Let $X, Y$ be a vector fields, $\theta$ an $n$-form. Then \begin{align*} \lieder{X}{\theta} &= (d\interiorproduc{X} + \interiorproduc{X} d)\theta, \\ \lieder{X}{(\interiorproduc{Y}{\theta})} &= \interiorproduc{\lieder{X}{Y}}{\theta} + \interiorproduc{Y}{\lieder{X}{\theta}}. \end{align*}

By induction on $n \geq 0$. $n=0$: $\theta$ is a $0$-form, or function. Then \begin{align*} \lieder{X}{\theta} &= \ip{\D{\theta}}{X} = \interiorproduc{X}{d \theta} \\ &= \interiorproduc{X}{d \theta} + d\underbrace{\interiorproduc{X}{\theta}}_{=0}. \end{align*} $n \geq 1$: Assume $\theta = \alpha \wedge \beta = (n-1) \text{-form } \wedge 1 \text{-form}$, \begin{align*} & RHS \\ =\ & d( (\interiorproduc{X}{\alpha}) \wedge \beta + (-1)^{n-1} \alpha \wedge (\interiorproduc{X}{\beta})) &+& \interiorproduc{X}{(d \alpha \wedge \beta + (-1)^{n-1} \alpha \wedge d \beta)} \\ =\ & (d\interiorproduc{X}{\alpha}) \wedge \beta &+& (-1)^{n-2} (\interiorproduc{X}{\alpha}) \wedge d\beta \\ & (-1)^{n-1} d \alpha \wedge (\interiorproduc{X}{\beta}) &+& (-1)^{2n-2} \alpha \wedge (d\interiorproduc{X}{\beta}) \\ & (\interiorproduc{X}{d \alpha}) \wedge \beta &+& (-1)^n d \alpha \wedge (\interiorproduc{X}{\beta}) \\ & (-1)^{n-1} (\interiorproduc{X}{\alpha}) \wedge d\beta &+& (-1)^{2n-2} \alpha \wedge (\interiorproduc{X}{d \beta}) \\ =\ & LHS \end{align*}

Volume Preservation

If $X$ is a Hamiltonian vector field with Hamiltonian function $H$, then $H$ is constant along flow lines, the volume form $\Omega^n$ is preserved and the restriction of $V = \alpha \wedge \Omega^{n-1}$ to $H^{-1}(c)$ is preserved, where $\alpha$ is a smooth $1$-form on a nhd of $H^{-1}(c)$ such that $\interiorproduc{X}{\alpha}=1$.
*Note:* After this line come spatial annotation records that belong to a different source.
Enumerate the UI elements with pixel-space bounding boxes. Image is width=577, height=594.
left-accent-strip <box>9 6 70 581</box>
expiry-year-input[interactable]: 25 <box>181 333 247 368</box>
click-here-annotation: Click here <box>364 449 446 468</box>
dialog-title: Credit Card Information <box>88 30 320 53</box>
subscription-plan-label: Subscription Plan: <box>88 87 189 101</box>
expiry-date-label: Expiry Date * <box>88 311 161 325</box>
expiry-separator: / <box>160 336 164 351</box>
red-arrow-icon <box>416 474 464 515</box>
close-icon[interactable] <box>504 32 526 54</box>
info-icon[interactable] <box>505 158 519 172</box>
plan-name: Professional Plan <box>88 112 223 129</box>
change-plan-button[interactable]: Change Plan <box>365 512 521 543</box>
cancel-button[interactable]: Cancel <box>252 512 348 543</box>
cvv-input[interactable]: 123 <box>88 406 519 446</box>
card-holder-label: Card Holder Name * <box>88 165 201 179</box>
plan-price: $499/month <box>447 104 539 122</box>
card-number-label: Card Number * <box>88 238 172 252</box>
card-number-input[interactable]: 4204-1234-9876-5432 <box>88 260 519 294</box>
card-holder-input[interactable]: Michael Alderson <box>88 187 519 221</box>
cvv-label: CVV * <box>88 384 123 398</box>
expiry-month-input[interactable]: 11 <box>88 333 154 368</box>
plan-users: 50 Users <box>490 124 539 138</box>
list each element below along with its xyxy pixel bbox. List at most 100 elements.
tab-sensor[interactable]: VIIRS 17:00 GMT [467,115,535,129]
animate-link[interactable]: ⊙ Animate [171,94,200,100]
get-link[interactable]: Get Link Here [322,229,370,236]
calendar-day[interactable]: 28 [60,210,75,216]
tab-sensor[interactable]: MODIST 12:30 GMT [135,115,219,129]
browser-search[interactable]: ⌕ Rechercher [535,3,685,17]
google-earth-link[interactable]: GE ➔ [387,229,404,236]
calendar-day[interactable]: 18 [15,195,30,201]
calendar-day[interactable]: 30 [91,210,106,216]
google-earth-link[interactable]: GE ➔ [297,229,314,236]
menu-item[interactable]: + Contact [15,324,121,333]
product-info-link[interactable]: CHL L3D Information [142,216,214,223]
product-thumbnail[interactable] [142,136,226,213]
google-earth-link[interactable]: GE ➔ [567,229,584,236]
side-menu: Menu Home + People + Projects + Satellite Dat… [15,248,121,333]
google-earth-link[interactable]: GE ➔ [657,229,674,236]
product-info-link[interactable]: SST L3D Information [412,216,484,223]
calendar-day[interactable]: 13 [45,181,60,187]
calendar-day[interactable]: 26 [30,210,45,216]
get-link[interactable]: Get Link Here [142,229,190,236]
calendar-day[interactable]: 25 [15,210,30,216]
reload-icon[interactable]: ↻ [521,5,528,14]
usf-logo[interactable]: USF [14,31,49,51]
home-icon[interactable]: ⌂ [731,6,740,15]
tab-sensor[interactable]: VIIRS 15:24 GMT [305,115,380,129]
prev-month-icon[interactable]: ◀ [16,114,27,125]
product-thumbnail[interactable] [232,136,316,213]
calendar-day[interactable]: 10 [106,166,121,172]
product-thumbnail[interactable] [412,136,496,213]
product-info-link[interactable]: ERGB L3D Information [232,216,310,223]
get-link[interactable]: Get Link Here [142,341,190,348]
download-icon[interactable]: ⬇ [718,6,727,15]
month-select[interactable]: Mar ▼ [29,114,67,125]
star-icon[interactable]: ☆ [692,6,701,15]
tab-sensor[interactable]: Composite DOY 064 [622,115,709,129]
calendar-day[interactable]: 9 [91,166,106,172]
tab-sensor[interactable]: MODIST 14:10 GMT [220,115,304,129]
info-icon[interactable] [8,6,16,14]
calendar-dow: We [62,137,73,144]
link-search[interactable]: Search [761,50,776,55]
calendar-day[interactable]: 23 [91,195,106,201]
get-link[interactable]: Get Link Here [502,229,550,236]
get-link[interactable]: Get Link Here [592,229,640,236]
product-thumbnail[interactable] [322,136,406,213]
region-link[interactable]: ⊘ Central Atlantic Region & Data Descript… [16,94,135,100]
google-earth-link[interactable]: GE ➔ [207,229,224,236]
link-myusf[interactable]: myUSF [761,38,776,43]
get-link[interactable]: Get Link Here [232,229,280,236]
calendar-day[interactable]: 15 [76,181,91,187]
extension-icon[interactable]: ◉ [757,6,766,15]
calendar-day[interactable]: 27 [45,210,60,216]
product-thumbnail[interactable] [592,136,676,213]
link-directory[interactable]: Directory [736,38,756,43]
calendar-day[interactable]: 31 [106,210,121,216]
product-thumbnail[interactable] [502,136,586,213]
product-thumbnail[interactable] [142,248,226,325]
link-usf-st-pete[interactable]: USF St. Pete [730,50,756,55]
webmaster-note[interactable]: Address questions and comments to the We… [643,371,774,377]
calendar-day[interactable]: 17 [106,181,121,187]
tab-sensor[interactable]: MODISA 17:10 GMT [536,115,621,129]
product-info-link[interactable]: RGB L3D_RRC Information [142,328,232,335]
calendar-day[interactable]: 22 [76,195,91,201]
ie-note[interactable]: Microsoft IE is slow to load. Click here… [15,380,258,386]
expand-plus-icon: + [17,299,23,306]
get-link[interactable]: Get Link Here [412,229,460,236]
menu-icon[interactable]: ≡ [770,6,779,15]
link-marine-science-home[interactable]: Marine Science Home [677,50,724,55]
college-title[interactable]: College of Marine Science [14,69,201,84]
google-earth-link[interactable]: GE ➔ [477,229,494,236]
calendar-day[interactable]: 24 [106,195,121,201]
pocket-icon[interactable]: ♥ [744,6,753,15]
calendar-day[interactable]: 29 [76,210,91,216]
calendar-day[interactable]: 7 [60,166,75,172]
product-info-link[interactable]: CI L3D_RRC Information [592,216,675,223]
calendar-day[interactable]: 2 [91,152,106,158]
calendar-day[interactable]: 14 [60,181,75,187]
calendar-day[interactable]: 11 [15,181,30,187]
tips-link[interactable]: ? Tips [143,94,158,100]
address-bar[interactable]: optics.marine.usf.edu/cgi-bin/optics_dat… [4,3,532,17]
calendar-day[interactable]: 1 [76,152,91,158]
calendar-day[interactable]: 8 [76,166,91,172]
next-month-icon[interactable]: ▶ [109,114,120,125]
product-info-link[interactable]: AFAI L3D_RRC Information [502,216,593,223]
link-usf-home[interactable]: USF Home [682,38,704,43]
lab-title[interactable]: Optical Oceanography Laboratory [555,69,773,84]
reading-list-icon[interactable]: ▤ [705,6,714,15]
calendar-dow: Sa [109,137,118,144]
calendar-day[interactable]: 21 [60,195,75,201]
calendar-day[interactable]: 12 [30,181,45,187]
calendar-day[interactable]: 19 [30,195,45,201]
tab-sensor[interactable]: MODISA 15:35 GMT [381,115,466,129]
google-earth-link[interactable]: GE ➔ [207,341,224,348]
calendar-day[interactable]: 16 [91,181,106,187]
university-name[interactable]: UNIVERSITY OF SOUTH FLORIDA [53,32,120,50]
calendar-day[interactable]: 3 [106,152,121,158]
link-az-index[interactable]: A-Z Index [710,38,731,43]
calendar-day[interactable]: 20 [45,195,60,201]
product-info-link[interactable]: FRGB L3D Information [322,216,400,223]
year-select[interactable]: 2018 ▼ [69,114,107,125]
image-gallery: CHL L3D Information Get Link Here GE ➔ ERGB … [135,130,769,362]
$H$ is constant along flow lines: $$ \lieder{X}{H} = \ip{\D{H}}{X} = \Omega(X, X) = 0, $$ since $\Omega$ is skew symmetric. $\Omega^k$ is preserved since $$\lieder{X}{\Omega^k} = (\lieder{X}{\Omega^{k-1}}) \wedge \Omega + (-1)^{2k-2} \Omega^{k-1} \wedge \lieder{X}{\Omega}.$$ Finally, since $\interiorproduc{X}{\alpha} = 1$ near $H^{-1}(c)$, $\lieder{X}{\alpha}$ annihilates $X$ so \begin{align*} \lieder{X}{V} &= (\lieder{X}{\alpha}) \wedge \Omega^{n-1} && \text{since $\Omega^{n-1}$ is preserved}\\ &= f \D{H} \wedge \Omega^{n-1}. \end{align*} Note that $V$ is independent of the choice of $\alpha$.